Wstępnie w ramach takiego wstępu do wstępu do RCP zaplanowałem prostego managera plików w stylu WinSCP, Total Commandera, czy innej Filezilli …

Trochę menu, jakieś preferencje połączeń ftp, jakieś 2 drzewka ze strukturą katalogów/plików. No taki Norton Commander oparty o Eclipse z kilkoma bajerami i bez kilku innych bajerów. Bez szału. Ale za to z kwestiami które mi nie dawały spokoju od dawien dawna :

  • Stworzenie pustego okna bez żadnych pierdół Eclipsowych
  • Dodanie do aplikacji możliwości automatycznej aktualizacji i instalacji pluginów z własnego repozytorium kodu
  • Dodawanie własnych widoków i perspektyw
  • Ukrywanie przeklętych widoków i perspektyw wbudowanych w eclipse (po co mi widoki debugowania jak piszę edytor tekstu ? ? ? )
  • Tworzenie toolbarów własnych widoków
  • Tworzenie własnych handlerów, actionów i innych dupereli
  • I wiele wiele więcej. Albo nie.

Ogólny plan jest taki. Żeby zacząć od najprostszego okna i zakończyć na w pełni funkcjonalnej aplikacji. Jak wyjdzie ? Pewnie do dupy …

Powtarzając się. Planuję to zrobić dla siebie. Żeby nie zapomnieć. Żeby mieć jakieś repozytorium wiedzy.

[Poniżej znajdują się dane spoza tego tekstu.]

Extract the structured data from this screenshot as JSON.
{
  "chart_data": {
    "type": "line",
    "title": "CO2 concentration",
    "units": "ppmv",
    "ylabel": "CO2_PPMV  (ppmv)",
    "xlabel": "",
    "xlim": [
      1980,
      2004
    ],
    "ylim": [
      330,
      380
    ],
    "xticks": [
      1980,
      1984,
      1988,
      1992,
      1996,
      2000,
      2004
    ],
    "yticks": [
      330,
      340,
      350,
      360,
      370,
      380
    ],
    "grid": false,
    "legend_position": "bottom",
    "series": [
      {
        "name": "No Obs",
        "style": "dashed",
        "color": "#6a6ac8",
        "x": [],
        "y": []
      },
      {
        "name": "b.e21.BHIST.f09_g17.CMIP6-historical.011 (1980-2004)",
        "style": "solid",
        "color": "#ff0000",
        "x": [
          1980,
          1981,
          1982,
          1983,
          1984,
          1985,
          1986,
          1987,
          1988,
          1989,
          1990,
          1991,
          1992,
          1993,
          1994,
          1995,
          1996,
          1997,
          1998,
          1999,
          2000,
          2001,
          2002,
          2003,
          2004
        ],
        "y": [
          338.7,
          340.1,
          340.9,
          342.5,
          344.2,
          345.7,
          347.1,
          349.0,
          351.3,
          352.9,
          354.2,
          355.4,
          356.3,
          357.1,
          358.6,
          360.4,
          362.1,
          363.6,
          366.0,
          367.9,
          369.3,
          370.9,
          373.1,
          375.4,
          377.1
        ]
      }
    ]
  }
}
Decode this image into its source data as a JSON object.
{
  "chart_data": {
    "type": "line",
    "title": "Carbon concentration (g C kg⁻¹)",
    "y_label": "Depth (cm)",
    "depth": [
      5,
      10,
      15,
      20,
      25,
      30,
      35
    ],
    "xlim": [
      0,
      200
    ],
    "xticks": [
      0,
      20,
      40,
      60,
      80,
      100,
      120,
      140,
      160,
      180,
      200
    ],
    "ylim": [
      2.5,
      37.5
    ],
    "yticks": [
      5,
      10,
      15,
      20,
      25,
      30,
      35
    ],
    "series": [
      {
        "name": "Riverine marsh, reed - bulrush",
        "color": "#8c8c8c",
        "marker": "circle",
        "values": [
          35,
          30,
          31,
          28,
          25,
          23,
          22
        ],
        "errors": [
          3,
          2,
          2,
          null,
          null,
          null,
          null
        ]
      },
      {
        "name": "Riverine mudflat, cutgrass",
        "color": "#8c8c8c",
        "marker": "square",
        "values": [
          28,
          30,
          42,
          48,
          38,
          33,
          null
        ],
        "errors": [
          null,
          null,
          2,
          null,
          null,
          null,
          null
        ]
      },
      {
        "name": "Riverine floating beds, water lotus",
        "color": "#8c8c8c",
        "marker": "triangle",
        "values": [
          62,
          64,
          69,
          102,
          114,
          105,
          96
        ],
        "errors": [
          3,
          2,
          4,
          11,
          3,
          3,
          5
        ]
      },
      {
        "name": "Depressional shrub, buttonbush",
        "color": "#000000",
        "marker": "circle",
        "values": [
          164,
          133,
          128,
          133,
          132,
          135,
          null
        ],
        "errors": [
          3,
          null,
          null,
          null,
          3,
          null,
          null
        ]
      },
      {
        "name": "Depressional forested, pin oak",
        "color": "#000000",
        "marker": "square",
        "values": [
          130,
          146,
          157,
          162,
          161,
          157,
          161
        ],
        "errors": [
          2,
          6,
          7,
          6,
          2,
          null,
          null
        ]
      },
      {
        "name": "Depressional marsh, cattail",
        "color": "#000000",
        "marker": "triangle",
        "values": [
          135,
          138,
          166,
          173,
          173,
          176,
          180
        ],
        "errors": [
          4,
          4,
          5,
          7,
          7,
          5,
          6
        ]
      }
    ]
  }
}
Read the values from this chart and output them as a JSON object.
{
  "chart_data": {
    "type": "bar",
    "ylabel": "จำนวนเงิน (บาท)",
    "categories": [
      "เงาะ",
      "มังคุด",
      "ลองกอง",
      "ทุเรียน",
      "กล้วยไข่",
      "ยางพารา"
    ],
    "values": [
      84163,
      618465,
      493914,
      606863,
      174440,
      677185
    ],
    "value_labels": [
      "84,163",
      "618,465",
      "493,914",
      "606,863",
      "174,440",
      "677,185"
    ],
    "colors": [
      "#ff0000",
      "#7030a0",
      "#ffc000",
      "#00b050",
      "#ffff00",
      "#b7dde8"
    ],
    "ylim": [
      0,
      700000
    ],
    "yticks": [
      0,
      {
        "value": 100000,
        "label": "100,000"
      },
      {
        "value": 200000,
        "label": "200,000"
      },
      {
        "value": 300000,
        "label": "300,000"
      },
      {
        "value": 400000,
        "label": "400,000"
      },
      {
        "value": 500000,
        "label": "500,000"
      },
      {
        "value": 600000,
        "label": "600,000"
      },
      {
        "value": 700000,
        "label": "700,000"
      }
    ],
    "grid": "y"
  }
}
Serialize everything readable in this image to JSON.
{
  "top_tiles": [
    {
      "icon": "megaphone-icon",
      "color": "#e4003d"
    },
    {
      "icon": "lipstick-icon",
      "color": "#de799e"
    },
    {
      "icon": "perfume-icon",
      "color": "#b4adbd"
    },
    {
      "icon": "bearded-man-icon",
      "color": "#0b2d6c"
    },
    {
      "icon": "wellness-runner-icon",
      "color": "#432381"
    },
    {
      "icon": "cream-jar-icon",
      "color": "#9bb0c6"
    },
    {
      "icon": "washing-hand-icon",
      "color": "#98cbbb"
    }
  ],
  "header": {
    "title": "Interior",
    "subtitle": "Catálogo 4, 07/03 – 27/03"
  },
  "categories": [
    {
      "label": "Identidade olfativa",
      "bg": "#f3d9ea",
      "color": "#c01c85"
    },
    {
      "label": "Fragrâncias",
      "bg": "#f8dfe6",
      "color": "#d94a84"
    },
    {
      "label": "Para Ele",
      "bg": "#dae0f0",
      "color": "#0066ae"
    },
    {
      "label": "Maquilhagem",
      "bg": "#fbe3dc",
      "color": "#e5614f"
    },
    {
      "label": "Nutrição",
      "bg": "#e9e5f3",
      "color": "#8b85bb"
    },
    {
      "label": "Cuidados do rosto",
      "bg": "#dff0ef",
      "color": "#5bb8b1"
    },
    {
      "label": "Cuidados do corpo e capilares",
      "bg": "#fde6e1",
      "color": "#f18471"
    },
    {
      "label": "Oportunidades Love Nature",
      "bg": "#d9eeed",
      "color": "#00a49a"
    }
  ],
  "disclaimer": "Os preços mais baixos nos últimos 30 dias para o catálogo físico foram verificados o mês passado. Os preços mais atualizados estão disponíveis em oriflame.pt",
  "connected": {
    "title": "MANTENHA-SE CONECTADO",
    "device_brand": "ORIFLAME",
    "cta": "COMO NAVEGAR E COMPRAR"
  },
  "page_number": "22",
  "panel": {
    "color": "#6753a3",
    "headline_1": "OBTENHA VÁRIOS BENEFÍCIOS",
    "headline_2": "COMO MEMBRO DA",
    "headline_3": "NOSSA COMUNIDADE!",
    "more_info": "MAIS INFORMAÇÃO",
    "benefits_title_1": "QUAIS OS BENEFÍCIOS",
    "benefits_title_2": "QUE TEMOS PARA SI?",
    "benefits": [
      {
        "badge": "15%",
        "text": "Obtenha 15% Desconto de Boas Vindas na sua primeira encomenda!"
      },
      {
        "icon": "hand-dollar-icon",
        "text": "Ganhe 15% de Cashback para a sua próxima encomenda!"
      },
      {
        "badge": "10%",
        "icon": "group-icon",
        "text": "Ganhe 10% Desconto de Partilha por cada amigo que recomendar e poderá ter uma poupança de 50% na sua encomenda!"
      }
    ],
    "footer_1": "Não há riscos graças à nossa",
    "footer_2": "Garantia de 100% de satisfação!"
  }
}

Wiedza na temat Eclipse RCP w języku polskim, wraz z przykładami jest na dobrą sprawę wybitnie nikła … Nawet w języku angielskim znalezienie informacji jak wyłączyć możliwość włączenia poszczególnych wbudowanych widoków Eclipse’a trudno jest znaleźć. Trafiałem nawet na opinie, że się nie da. Ta. Nie da się. Wszystko się da. Hełmu na lewą stronę się nie da wywrócić.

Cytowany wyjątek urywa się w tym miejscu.